Mavi-grileri gözlerime sabitlendiğinde kaşlarını havaya kaldırdı. "Burada oturup ben ve kızlardan mı bahsedeceğiz?"
Başımı salladım. "Şu garip havayı yumuşatmak istedim. Ne zaman konuşmaya çalışsak işler pek yolunda gitmiyor."

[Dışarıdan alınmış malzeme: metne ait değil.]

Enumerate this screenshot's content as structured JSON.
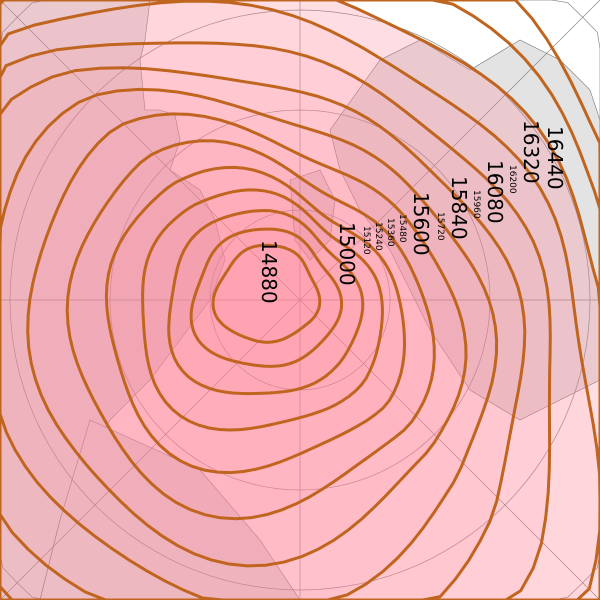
{
  "map": {
    "projection": "north-polar-stereographic",
    "variable": "geopotential height contours",
    "contour_color": "#c0651f",
    "fill_color": "#ff8a9a",
    "land_color": "#e3e3e3",
    "border_color": "#777777",
    "contour_levels": [
      14880,
      15000,
      15120,
      15240,
      15360,
      15480,
      15600,
      15720,
      15840,
      15960,
      16080,
      16200,
      16320,
      16440
    ],
    "labels": {
      "l14880": "14880",
      "l15000": "15000",
      "l15120": "15120",
      "l15240": "15240",
      "l15360": "15360",
      "l15480": "15480",
      "l15600": "15600",
      "l15720": "15720",
      "l15840": "15840",
      "l15960": "15960",
      "l16080": "16080",
      "l16200": "16200",
      "l16320": "16320",
      "l16440": "16440"
    }
  }
}
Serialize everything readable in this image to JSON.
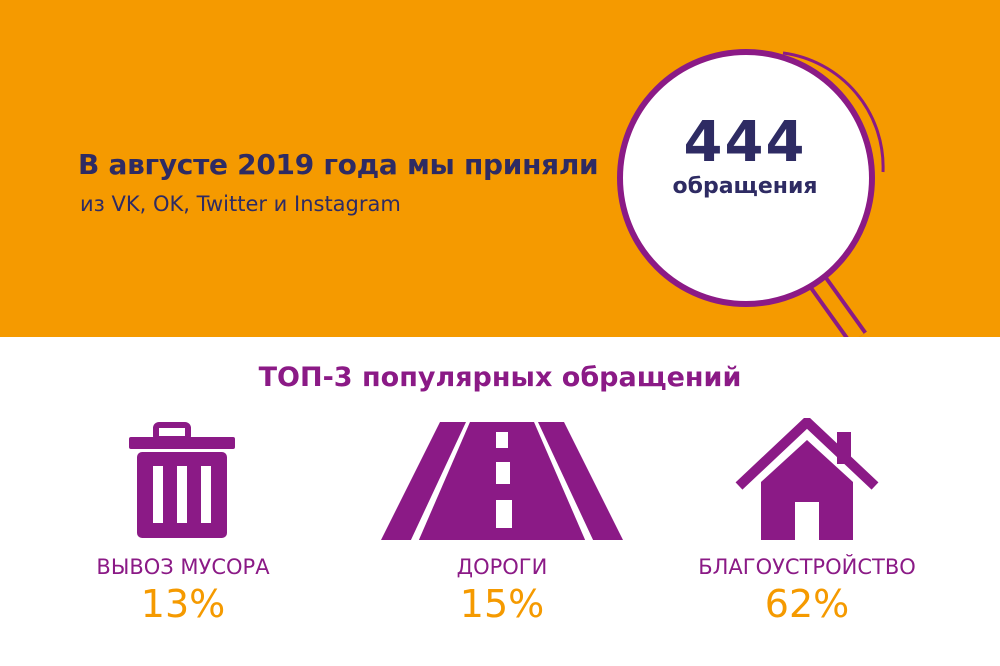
{
  "headline": {
    "title": "В августе 2019 года мы приняли",
    "subtitle": "из VK, OK, Twitter и Instagram"
  },
  "counter": {
    "value": "444",
    "label": "обращения"
  },
  "top": {
    "title": "ТОП-3 популярных обращений",
    "categories": [
      {
        "label": "ВЫВОЗ МУСОРА",
        "percent": "13%",
        "icon": "trash-can-icon"
      },
      {
        "label": "ДОРОГИ",
        "percent": "15%",
        "icon": "road-icon"
      },
      {
        "label": "БЛАГОУСТРОЙСТВО",
        "percent": "62%",
        "icon": "house-icon"
      }
    ]
  },
  "colors": {
    "orange": "#f59a00",
    "navy": "#2e2b63",
    "purple": "#8b1a86"
  }
}
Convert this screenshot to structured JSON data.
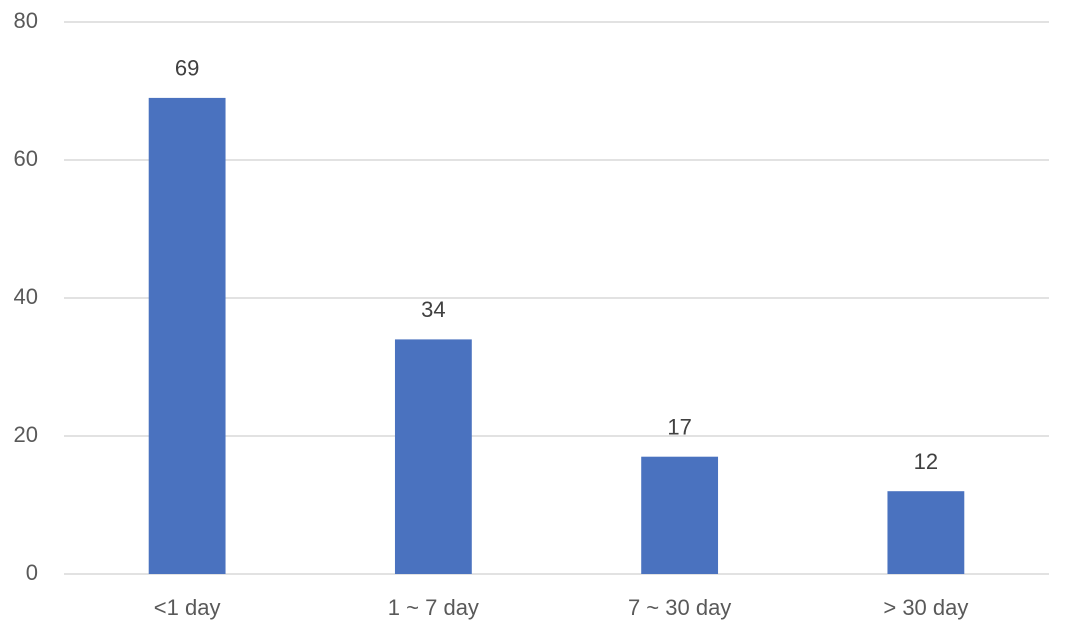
{
  "chart_data": {
    "type": "bar",
    "categories": [
      "<1 day",
      "1 ~ 7 day",
      "7 ~ 30 day",
      "> 30 day"
    ],
    "values": [
      69,
      34,
      17,
      12
    ],
    "color": "#4a72bf",
    "ylim": [
      0,
      80
    ],
    "yticks": [
      0,
      20,
      40,
      60,
      80
    ],
    "grid": true
  }
}
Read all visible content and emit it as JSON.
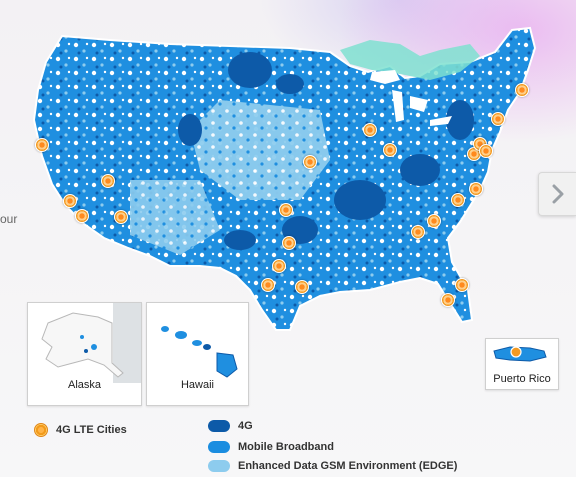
{
  "side_text": "our",
  "colors": {
    "lte_4g": "#0d5aa8",
    "mobile_broadband": "#1b8de0",
    "edge": "#8dccee",
    "map_white": "#ffffff",
    "city_marker": "#f39a22"
  },
  "insets": {
    "alaska": "Alaska",
    "hawaii": "Hawaii",
    "puerto_rico": "Puerto Rico"
  },
  "legend": {
    "cities": "4G LTE Cities",
    "g4": "4G",
    "broadband": "Mobile Broadband",
    "edge": "Enhanced Data GSM Environment (EDGE)"
  },
  "icons": {
    "next": "chevron-right-icon",
    "city": "lte-city-marker-icon"
  }
}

Gözlerini kaçırdı. "Evet haklısın. "
Dumanı tüten kahvemi yudumlarken etrafa bakındım. O geceden beri ara ara hissettiğim çınlama sesi beyin damarlarımı tekrar rahatsız ediyordu. Yüzümü buruşturup parmağımla kulak deliğimi tıkadım.
"Hey, iyi misin?" diye sordu.
Kafamı salladım. "Yalnızca kulağım sızlıyor."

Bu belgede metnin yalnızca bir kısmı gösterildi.